Manuel Traquete disse...

Professor Desidério Murcho,

sou leitor assíduo dos seus posts sobre filosofia e sobre lógica há já algum tempo, e esta pareceu-me a ocasião mais propícia para escrever um comentário.
Já tive a oportunidade de ler a obra de Nicholas Ostler, e tenho de dizer que não me arrependo, bem pelo contrário. A mim, que tenho um fascínio especial por línguas, a obra agradou-me imenso, e aconselho vivamente as pessoas a lê-la.

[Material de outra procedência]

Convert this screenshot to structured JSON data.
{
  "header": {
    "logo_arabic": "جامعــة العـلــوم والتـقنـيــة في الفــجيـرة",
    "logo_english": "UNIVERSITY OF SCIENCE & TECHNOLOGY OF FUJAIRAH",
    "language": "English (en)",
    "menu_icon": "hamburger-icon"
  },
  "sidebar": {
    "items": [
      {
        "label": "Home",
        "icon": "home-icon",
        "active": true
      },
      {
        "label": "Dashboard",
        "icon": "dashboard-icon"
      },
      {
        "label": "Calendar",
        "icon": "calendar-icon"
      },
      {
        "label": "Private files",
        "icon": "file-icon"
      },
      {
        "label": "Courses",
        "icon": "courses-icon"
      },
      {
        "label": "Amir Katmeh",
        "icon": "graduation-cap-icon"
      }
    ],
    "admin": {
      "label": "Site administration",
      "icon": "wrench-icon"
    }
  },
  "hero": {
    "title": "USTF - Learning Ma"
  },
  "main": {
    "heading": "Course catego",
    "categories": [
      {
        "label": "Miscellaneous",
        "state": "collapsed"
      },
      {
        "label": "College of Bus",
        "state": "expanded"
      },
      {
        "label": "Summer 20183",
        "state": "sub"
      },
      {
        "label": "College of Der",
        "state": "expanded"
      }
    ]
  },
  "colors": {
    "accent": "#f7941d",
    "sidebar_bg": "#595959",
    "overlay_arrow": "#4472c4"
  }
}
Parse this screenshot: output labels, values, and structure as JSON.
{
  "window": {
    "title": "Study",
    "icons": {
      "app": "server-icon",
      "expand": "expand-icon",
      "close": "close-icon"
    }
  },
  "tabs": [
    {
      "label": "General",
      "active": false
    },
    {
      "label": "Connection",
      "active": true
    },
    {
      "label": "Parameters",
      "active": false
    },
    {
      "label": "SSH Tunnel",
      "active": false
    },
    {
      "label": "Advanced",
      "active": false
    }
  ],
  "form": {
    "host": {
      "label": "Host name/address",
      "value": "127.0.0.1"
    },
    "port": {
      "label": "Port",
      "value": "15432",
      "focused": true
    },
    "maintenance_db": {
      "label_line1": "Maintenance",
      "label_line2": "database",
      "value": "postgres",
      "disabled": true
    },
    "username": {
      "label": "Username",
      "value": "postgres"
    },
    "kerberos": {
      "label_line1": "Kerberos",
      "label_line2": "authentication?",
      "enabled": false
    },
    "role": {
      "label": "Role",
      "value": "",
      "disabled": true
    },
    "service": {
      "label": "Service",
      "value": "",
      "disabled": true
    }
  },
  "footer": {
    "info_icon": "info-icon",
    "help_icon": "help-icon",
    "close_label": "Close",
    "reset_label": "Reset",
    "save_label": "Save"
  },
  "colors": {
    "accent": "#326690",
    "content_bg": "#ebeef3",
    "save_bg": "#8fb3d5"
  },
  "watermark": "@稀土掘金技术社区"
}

PS:Acredito que conheça e até que seja amigo pessoal do meu professor de Filosofia, professor Luís Gottshalck.

JOSÉ LUIZ FERREIRA disse...

A língua grega expandiu-se, sim, durante o período helenístico, e tornou-se a língua franca em redor de quase todo o Mediterrâneo. Cleópatra falava cinco línguas (entre as quais se incluía o Latim, mas não o egípcio); mas a sua língua materna era o Grego.
Outra curiosidade: em nenhum período da história do Império Romano o Latim chegou a ser falado por mais pessoas do que o Grego. Para os romanos, o Grego era não só a principal língua de cultura, mas também a principal língua comercial.
A hegemonia do Latim na Europa começou só depois da queda do Império Romano do Ocidente (o do Oriente falava sobretudo Grego); e por isso o Latim que deu origem às línguas românicas - para além de ter influenciado fortemente as germânicas - não foi o Latim clássico, mas o vulgar, ou seja, uma pluralidade de variedades demóticas que se distribuiam geograficamente.

Um paralelo interessante nos nossos dias seria a diferença entre as normas cultas do Inglês (britânica e americana) que tentamos esforçadamente ensinar aos nossos estudantes e as varieddaes demóticas que eles, aparentemente, aprendem sozinhos e sem esforço nenhum.

Desidério Murcho disse...

Caro Sarmento

Obrigado pelas corrcções!

Caro Manuel

Obrigado pelas suas palavras. Sou efectivamente amigo do grande Luís.